I am having trouble figuring out what is going on, I thought C was pass by value but this simple function confuses me with how it works.

 #include <stdio.h>
 #include <string.h>
 #include <stdlib.h>

 void testFunc(char string1[])
 {
   char string2[50] = "the end";
   strcat(string1, string2);
   printf("in func %s \n", string1);
 }

 void main()
 {
    char string1[50] = "the start";
    printf("%IN MAIN %s \n", string1);
    testFunc(string1);
    printf("IN MAIN %s \n", string1);
 }

Confusingly the output is:

IN MAIN thestart

IN FUNC thestarttheend

IN MAIN thestarttheend

So what is going on here? Is C really passing the address of the char array instead of copying the value of it? I thought that is how char* would behave not char[]

Answer 1

You can't pass a copy of an array to a function. When you use the name of an array, it evaluates to a pointer to the 1. element in the array (or as is commonly said, it decays to a pointer.). This happens everywhere except when using the array name in the sizeof and & operator.

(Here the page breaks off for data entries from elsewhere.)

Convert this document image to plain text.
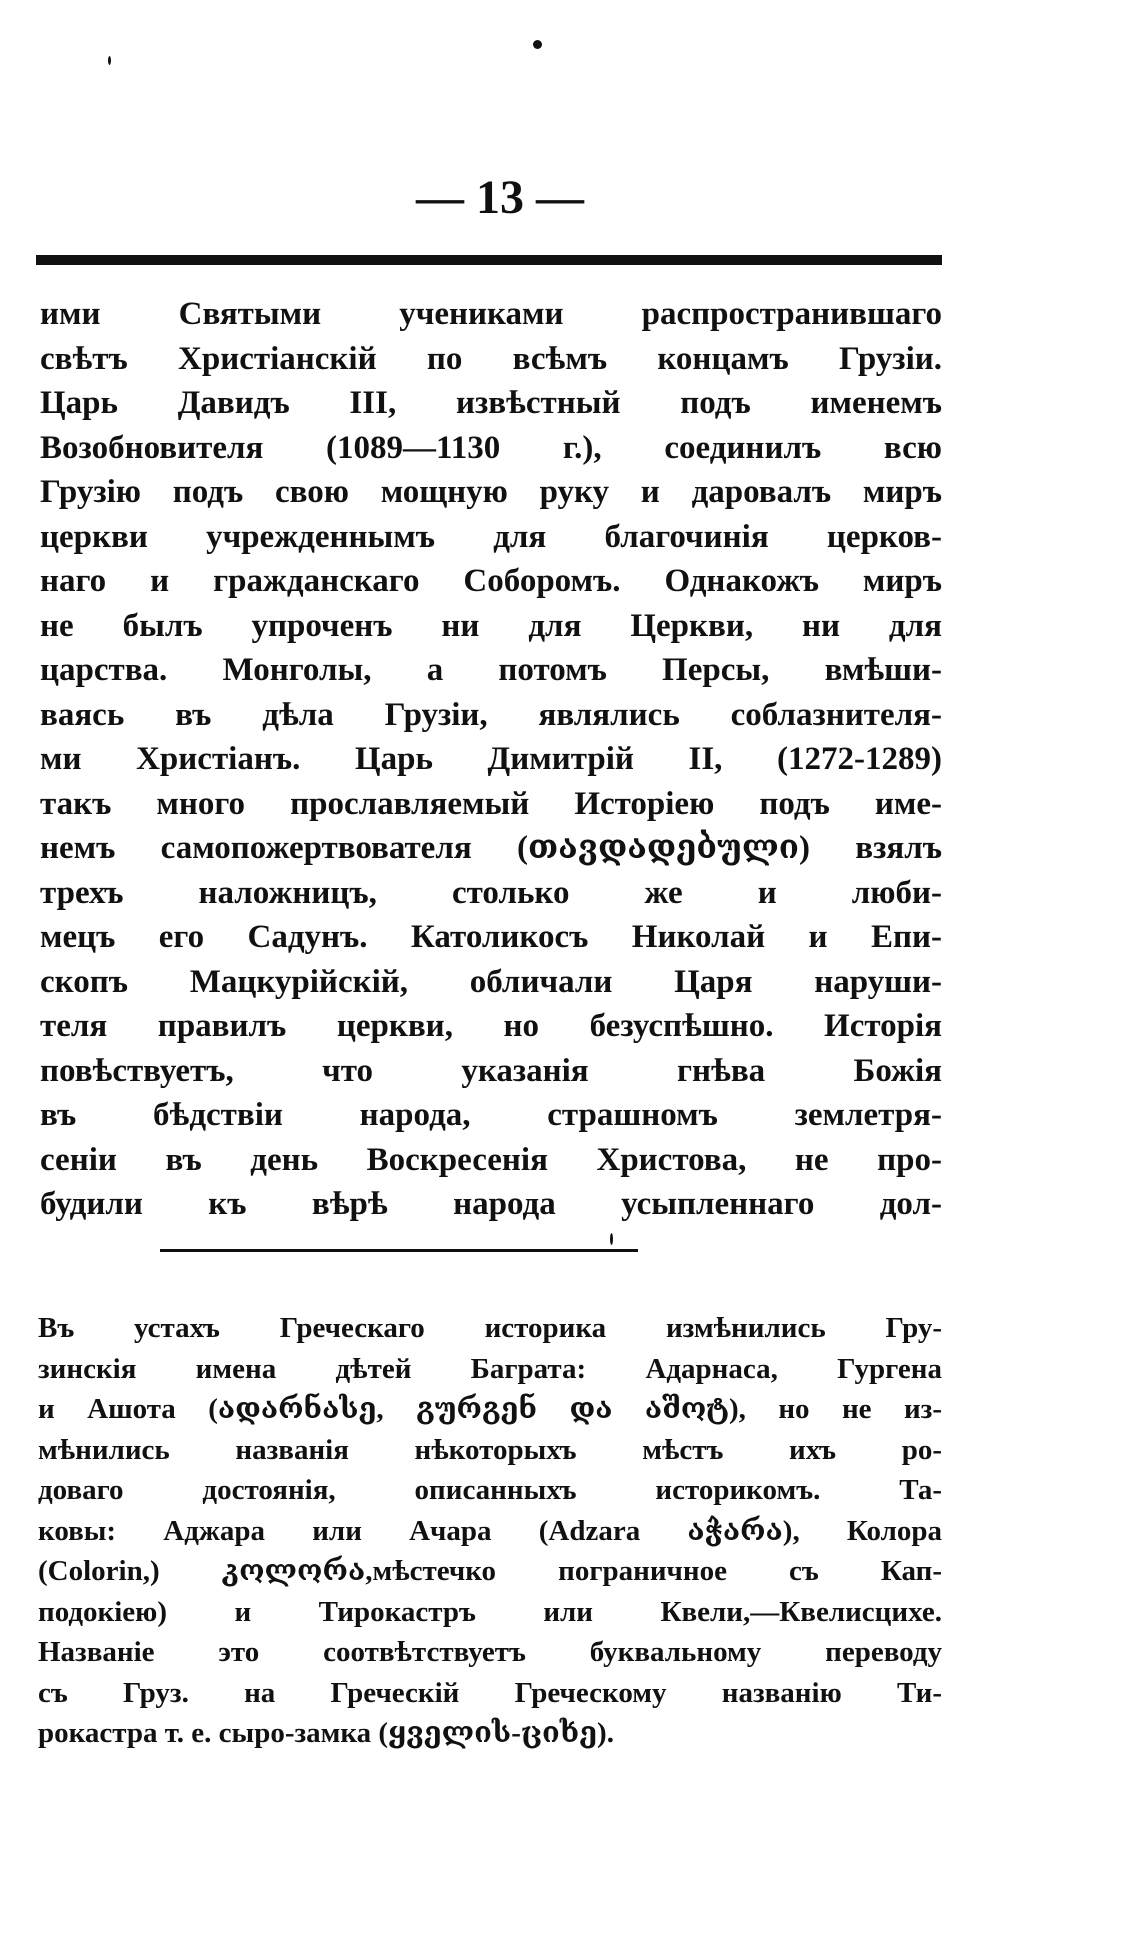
— 13 —
ими Святыми учениками распространившаго
свѣтъ Христіанскій по всѣмъ концамъ Грузіи.
Царь Давидъ III, извѣстный подъ именемъ
Возобновителя (1089—1130 г.), соединилъ всю
Грузію подъ свою мощную руку и даровалъ миръ
церкви учрежденнымъ для благочинія церков-
наго и гражданскаго Соборомъ. Однакожъ миръ
не былъ упроченъ ни для Церкви, ни для
царства. Монголы, а потомъ Персы, вмѣши-
ваясь въ дѣла Грузіи, являлись соблазнителя-
ми Христіанъ. Царь Димитрій II, (1272-1289)
такъ много прославляемый Исторіею подъ име-
немъ самопожертвователя (თავდადებული) взялъ
трехъ наложницъ, столько же и люби-
мецъ его Садунъ. Католикосъ Николай и Епи-
скопъ Мацкурійскій, обличали Царя наруши-
теля правилъ церкви, но безуспѣшно. Исторія
повѣствуетъ, что указанія гнѣва Божія
въ бѣдствіи народа, страшномъ землетря-
сеніи въ день Воскресенія Христова, не про-
будили къ вѣрѣ народа усыпленнаго дол-
Въ устахъ Греческаго историка измѣнились Гру-
зинскія имена дѣтей Баграта: Адарнаса, Гургена
и Ашота (ადარნასე, გურგენ და აშოტ), но не из-
мѣнились названія нѣкоторыхъ мѣстъ ихъ ро-
доваго достоянія, описанныхъ историкомъ. Та-
ковы: Аджара или Ачара (Adzara აჭარა), Колора
(Colorin,) კოლორა,мѣстечко пограничное съ Кап-
подокіею) и Тирокастръ или Квели,—Квелисцихе.
Названіе это соотвѣтствуетъ буквальному переводу
съ Груз. на Греческій Греческому названію Ти-
рокастра т. е. сыро-замка (ყველის-ციხე).
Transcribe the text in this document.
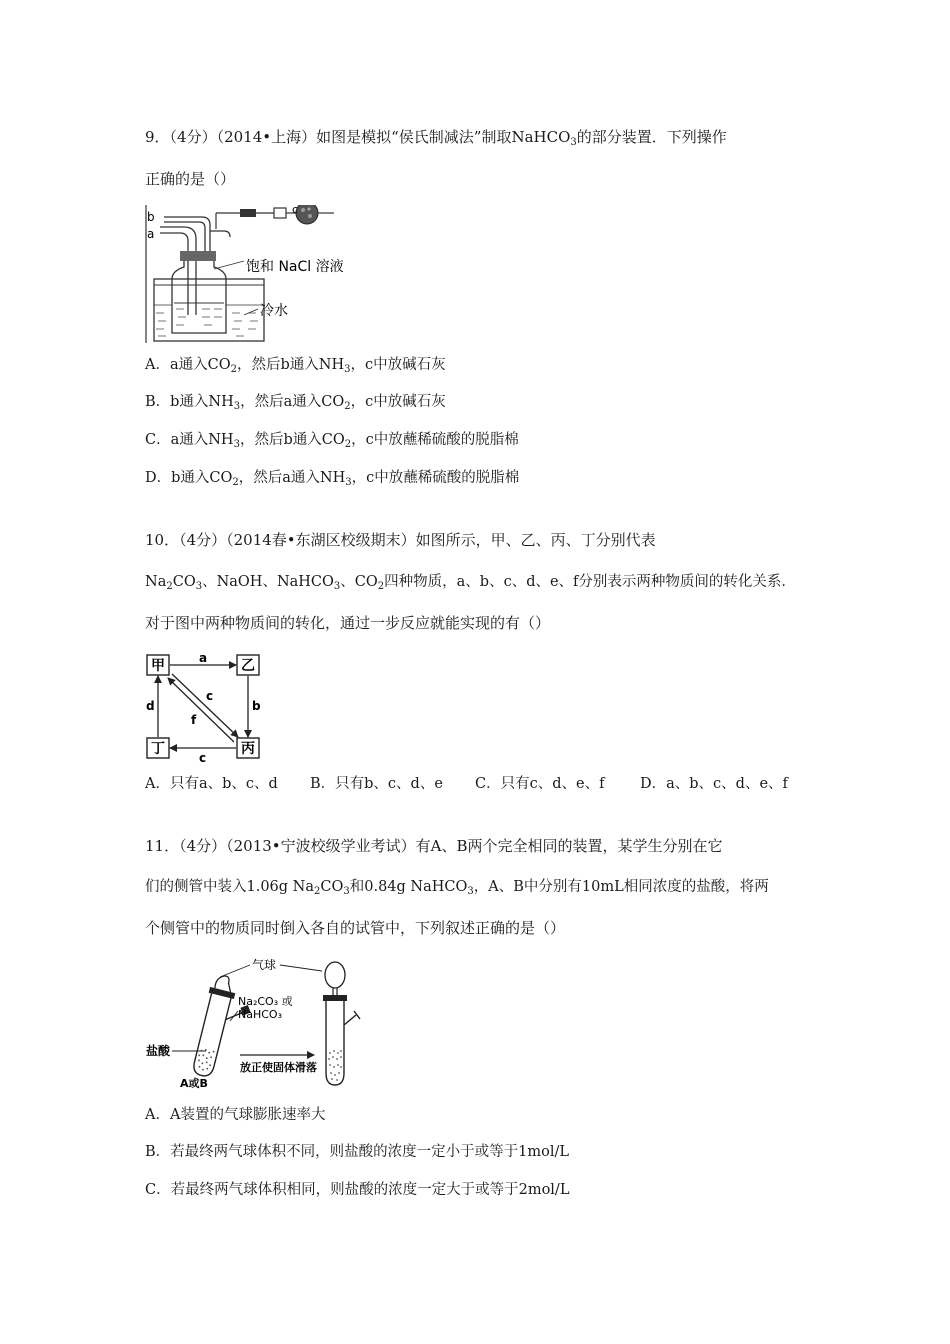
9．（4分）（2014•上海）如图是模拟“侯氏制减法”制取NaHCO$_3$的部分装置．下列操作
正确的是（）
b
a
c
饱和 NaCl 溶液
冷水
A．a通入$CO_2$，然后b通入$NH_3$，c中放碱石灰
B．b通入$NH_3$，然后a通入$CO_2$，c中放碱石灰
C．a通入$NH_3$，然后b通入$CO_2$，c中放蘸稀硫酸的脱脂棉
D．b通入$CO_2$，然后a通入$NH_3$，c中放蘸稀硫酸的脱脂棉
10．（4分）（2014春•东湖区校级期末）如图所示，甲、乙、丙、丁分别代表
$Na_2CO_3$、NaOH、NaHCO$_3$、$CO_2$四种物质，a、b、c、d、e、f分别表示两种物质间的转化关系．
对于图中两种物质间的转化，通过一步反应就能实现的有（）
甲	乙
丁	丙
a
b
c
d
c
f
A．只有a、b、c、d B．只有b、c、d、e C．只有c、d、e、f D．a、b、c、d、e、f
11．（4分）（2013•宁波校级学业考试）有A、B两个完全相同的装置，某学生分别在它
们的侧管中装入1.06g $Na_2CO_3$和0.84g NaHCO$_3$，A、B中分别有10mL相同浓度的盐酸，将两
个侧管中的物质同时倒入各自的试管中，下列叙述正确的是（）
气球
Na₂CO₃ 或
NaHCO₃
盐酸
放正使固体滑落
A或B
A．A装置的气球膨胀速率大
B．若最终两气球体积不同，则盐酸的浓度一定小于或等于1mol/L
C．若最终两气球体积相同，则盐酸的浓度一定大于或等于2mol/L
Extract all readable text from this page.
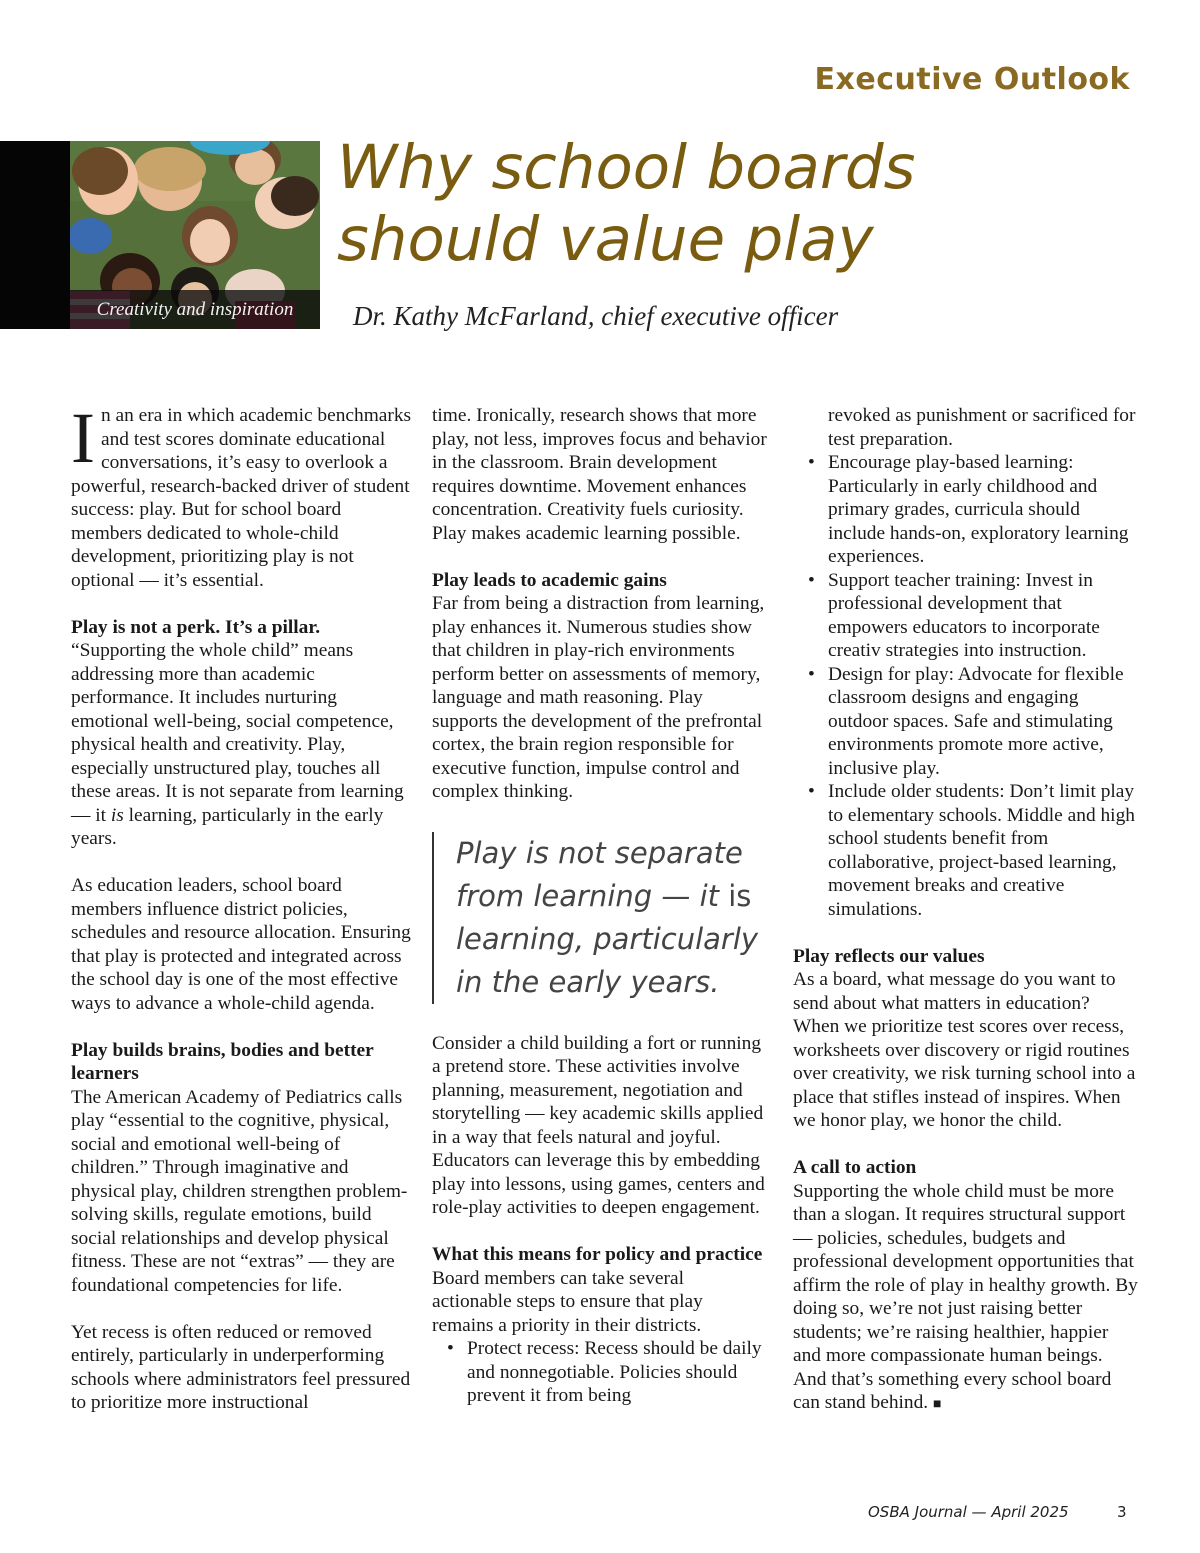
Executive Outlook
Creativity and inspiration
Why school boards
should value play
Dr. Kathy McFarland, chief executive officer

In an era in which academic benchmarks and test scores dominate educational conversations, it’s easy to overlook a powerful, research-backed driver of student success: play. But for school board members dedicated to whole-child development, prioritizing play is not optional — it’s essential.

Play is not a perk. It’s a pillar.

“Supporting the whole child” means addressing more than academic performance. It includes nurturing emotional well-being, social competence, physical health and creativity. Play, especially unstructured play, touches all these areas. It is not separate from learning — it is learning, particularly in the early years.

As education leaders, school board members influence district policies, schedules and resource allocation. Ensuring that play is protected and integrated across the school day is one of the most effective ways to advance a whole-child agenda.

Play builds brains, bodies and better learners

The American Academy of Pediatrics calls play “essential to the cognitive, physical, social and emotional well-being of children.” Through imaginative and physical play, children strengthen problem-solving skills, regulate emotions, build social relationships and develop physical fitness. These are not “extras” — they are foundational competencies for life.

Yet recess is often reduced or removed entirely, particularly in underperforming schools where administrators feel pressured to prioritize more instructional

time. Ironically, research shows that more play, not less, improves focus and behavior in the classroom. Brain development requires downtime. Movement enhances concentration. Creativity fuels curiosity. Play makes academic learning possible.

Play leads to academic gains

Far from being a distraction from learning, play enhances it. Numerous studies show that children in play-rich environments perform better on assessments of memory, language and math reasoning. Play supports the development of the prefrontal cortex, the brain region responsible for executive function, impulse control and complex thinking.

Play is not separate from learning — it is learning, particularly in the early years.

Consider a child building a fort or running a pretend store. These activities involve planning, measurement, negotiation and storytelling — key academic skills applied in a way that feels natural and joyful. Educators can leverage this by embedding play into lessons, using games, centers and role-play activities to deepen engagement.

What this means for policy and practice

Board members can take several actionable steps to ensure that play remains a priority in their districts.

• Protect recess: Recess should be daily and nonnegotiable. Policies should prevent it from being

revoked as punishment or sacrificed for test preparation.

• Encourage play-based learning: Particularly in early childhood and primary grades, curricula should include hands-on, exploratory learning experiences.
• Support teacher training: Invest in professional development that empowers educators to incorporate creativ strategies into instruction.
• Design for play: Advocate for flexible classroom designs and engaging outdoor spaces. Safe and stimulating environments promote more active, inclusive play.
• Include older students: Don’t limit play to elementary schools. Middle and high school students benefit from collaborative, project-based learning, movement breaks and creative simulations.
Play reflects our values

As a board, what message do you want to send about what matters in education? When we prioritize test scores over recess, worksheets over discovery or rigid routines over creativity, we risk turning school into a place that stifles instead of inspires. When we honor play, we honor the child.

A call to action

Supporting the whole child must be more than a slogan. It requires structural support — policies, schedules, budgets and professional development opportunities that affirm the role of play in healthy growth. By doing so, we’re not just raising better students; we’re raising healthier, happier and more compassionate human beings. And that’s something every school board can stand behind. ■

OSBA Journal — April 2025	3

So, you are passing in a pointer to the 1. element of the array to your testFunc()

 testFunc(string1);

is exactly the same as doing

 testFunc(&string1[0]);

Also, in a function argument list, char[] actually means char *

These 3 declarations are exactly the same

void testFunc(char *string1);
void testFunc(char string1[]);
void testFunc(char string[111]);

If you don't want to alter the passed in string, use something like:

e.g.

void testFunc(char string1[])
{  
  char string2[50]; 
  const char *end = "the end"; 
  strcpy(string2, string1); 
  strcat(string2, end);

(and be awake when using strcpy/strcat, it's easy to overflow arrays doing it like this)

Answer 2

C always passes arguments by value, but the string, like other arrays, is converted to a pointer to its first element, and then that pointer is passed. By value.